Another day, another fledgling attempt at learning to best understand and utilize the sun, trap her light, manage her exposure from within, and grow, and the predictable albeit disappointing outcome: wrenching toxic waste from an all too densely fibrous method toward beautification.
For five days I lay in bed doubled over, unable to sleep, waiting to see the sunrise, waiting to feel the power of the sunshine all over my body, awaiting erotic liquefaction. But this anticipation and early rising pain is not without the perks of witnessing the charm of the morning before the light. In these quiet moments, I tear through fiction for the first time in years.
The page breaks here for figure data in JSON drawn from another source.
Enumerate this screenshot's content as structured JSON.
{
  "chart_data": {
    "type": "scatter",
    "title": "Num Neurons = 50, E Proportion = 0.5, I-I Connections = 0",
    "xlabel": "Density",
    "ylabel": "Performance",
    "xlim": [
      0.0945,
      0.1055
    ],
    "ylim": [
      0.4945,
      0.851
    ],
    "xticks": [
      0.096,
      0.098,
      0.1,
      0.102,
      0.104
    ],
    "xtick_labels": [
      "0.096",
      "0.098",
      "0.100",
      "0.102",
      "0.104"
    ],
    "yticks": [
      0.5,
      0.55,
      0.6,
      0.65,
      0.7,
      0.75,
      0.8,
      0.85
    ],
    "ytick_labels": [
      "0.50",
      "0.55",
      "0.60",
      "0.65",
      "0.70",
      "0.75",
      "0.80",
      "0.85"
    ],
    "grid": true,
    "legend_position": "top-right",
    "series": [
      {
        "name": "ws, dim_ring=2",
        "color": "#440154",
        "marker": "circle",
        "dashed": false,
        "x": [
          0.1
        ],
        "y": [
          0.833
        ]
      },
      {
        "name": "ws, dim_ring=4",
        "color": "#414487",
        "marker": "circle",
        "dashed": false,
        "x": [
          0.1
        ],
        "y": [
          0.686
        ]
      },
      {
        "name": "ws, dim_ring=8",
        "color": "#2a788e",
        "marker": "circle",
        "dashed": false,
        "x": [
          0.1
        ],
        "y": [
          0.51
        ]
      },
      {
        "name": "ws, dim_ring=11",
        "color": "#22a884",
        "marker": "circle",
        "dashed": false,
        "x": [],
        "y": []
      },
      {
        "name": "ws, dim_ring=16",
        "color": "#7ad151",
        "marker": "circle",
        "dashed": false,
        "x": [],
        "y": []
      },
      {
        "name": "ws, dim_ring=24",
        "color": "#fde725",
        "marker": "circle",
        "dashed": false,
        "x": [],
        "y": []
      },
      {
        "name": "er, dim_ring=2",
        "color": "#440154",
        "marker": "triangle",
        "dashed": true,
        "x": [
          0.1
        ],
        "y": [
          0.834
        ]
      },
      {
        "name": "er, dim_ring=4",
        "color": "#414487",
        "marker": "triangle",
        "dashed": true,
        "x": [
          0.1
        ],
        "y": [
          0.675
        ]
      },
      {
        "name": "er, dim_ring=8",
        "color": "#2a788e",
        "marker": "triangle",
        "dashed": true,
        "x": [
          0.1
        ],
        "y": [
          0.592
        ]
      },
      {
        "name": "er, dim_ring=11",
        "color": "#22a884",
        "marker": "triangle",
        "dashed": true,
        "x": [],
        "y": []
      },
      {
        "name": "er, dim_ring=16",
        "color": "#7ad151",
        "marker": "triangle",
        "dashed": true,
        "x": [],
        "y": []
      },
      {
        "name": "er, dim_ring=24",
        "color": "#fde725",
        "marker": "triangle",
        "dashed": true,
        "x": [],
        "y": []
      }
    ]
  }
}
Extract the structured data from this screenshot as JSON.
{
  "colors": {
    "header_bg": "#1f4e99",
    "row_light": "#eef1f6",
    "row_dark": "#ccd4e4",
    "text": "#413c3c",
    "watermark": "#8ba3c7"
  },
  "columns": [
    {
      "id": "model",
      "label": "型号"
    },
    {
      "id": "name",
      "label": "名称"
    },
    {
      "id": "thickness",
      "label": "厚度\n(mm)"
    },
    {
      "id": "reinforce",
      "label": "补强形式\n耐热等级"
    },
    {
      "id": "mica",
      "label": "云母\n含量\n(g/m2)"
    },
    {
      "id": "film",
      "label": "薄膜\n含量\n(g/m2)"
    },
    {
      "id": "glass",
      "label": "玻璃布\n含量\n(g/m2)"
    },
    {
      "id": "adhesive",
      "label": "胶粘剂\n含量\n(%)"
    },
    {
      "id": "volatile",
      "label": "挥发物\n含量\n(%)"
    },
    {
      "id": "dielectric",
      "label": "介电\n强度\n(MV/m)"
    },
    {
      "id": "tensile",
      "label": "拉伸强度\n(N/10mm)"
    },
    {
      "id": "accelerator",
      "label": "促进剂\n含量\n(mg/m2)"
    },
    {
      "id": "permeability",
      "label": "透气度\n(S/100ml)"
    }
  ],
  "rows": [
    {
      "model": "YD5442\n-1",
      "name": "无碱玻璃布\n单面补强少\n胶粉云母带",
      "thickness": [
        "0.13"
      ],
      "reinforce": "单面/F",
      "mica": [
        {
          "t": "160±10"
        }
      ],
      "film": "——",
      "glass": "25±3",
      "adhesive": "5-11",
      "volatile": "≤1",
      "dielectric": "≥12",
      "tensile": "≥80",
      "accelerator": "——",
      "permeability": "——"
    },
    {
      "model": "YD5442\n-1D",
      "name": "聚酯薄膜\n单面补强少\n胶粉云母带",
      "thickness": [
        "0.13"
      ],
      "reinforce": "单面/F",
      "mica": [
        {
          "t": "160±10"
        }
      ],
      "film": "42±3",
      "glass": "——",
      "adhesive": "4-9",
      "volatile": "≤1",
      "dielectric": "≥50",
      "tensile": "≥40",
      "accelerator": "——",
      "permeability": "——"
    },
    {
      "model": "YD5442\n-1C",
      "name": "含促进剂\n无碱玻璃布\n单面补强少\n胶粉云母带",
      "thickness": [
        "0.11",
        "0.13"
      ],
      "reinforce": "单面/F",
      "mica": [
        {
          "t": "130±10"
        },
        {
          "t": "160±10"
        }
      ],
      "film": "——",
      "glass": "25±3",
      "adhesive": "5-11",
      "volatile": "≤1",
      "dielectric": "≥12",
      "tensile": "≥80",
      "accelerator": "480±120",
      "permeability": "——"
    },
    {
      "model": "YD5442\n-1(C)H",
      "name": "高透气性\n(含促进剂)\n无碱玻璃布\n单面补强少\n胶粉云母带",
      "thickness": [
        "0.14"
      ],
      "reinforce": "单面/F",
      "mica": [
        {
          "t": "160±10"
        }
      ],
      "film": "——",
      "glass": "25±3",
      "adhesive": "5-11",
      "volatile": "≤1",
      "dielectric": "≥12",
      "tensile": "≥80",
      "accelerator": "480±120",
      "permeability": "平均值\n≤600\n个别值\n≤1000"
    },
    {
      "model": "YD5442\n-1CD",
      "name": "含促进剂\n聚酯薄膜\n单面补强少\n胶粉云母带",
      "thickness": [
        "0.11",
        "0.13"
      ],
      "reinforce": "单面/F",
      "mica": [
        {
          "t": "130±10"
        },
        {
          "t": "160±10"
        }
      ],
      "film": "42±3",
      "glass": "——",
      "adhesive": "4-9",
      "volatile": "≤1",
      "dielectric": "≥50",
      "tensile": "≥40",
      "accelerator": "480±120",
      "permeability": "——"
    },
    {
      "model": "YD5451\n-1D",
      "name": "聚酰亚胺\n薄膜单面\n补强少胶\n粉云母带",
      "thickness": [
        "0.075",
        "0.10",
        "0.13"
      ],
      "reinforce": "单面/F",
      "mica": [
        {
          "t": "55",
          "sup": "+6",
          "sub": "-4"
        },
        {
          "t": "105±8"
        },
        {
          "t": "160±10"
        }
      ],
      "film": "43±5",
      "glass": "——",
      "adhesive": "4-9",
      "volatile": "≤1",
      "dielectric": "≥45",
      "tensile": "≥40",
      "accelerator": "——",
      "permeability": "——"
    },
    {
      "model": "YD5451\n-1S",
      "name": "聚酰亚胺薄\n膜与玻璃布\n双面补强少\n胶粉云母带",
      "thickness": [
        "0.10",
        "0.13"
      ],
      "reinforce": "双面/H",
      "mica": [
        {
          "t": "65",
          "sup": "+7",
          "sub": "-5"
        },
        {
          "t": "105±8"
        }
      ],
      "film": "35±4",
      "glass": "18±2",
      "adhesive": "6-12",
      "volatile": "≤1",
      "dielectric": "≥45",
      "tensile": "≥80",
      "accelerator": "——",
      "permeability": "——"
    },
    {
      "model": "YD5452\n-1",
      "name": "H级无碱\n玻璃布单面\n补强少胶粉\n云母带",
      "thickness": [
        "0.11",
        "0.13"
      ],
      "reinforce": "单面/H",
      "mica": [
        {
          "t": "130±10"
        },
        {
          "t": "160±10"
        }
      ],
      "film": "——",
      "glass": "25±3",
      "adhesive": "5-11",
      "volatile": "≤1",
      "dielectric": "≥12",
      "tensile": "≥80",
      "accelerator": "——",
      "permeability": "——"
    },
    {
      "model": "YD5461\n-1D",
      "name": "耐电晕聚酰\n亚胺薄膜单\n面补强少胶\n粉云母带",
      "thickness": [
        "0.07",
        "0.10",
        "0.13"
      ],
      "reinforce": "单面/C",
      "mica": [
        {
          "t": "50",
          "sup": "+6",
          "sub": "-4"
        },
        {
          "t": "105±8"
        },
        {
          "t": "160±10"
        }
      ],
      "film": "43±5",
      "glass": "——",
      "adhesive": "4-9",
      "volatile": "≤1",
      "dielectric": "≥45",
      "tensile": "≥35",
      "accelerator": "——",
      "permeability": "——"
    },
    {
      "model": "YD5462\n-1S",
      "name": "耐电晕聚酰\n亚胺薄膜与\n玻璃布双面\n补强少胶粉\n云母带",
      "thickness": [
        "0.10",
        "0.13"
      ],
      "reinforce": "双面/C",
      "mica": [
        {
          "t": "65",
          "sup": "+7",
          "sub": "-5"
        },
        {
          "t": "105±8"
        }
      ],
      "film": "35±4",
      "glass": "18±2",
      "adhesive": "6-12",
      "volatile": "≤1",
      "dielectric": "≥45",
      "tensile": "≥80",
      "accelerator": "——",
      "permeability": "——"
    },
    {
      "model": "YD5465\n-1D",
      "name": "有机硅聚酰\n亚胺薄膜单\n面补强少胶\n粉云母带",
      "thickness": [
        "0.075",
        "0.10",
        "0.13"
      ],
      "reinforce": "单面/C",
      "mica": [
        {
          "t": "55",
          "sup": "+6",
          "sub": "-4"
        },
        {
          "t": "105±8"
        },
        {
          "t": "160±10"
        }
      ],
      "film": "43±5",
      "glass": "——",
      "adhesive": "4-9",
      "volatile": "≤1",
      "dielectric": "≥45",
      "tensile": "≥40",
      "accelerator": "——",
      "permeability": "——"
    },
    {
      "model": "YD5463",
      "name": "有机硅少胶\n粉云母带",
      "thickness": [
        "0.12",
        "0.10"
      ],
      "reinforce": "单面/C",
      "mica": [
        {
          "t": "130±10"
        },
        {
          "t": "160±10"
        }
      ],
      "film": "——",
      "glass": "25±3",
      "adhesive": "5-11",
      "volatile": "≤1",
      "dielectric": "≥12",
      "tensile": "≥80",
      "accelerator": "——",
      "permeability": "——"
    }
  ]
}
I laugh out loud at Brontez Purnell’s 100 Boyfriends and pen argumentative marginalia throughout Toni Morrison’s Song of Solomon, which I hadn’t been able to catch a rhythm for when I first opened it in San Miguel de Allende. But here and now, in the doubt before the day, everything is shadowy and illusory, and yet everything keeps time — although I’m not sure where it’s kept. I’m considering narration and Morrison’s performance of a narrator that I’m certain isn’t Morrison herself. I’m considering ghosts and specters and how we are bound by their apparition, their history, histrionics, hype, and haunting.
On the sixth day, right as the sun rises, these internal tempests subside. These struggles with sun and absorption, the hype and the horticulture, this scorching asshole, they all quiet their cacophony. My stomach feels calm. And my voice, though I haven’t had any need to use it at this hour — I trust it will come through steady and mellifluous and so so wet and smooth.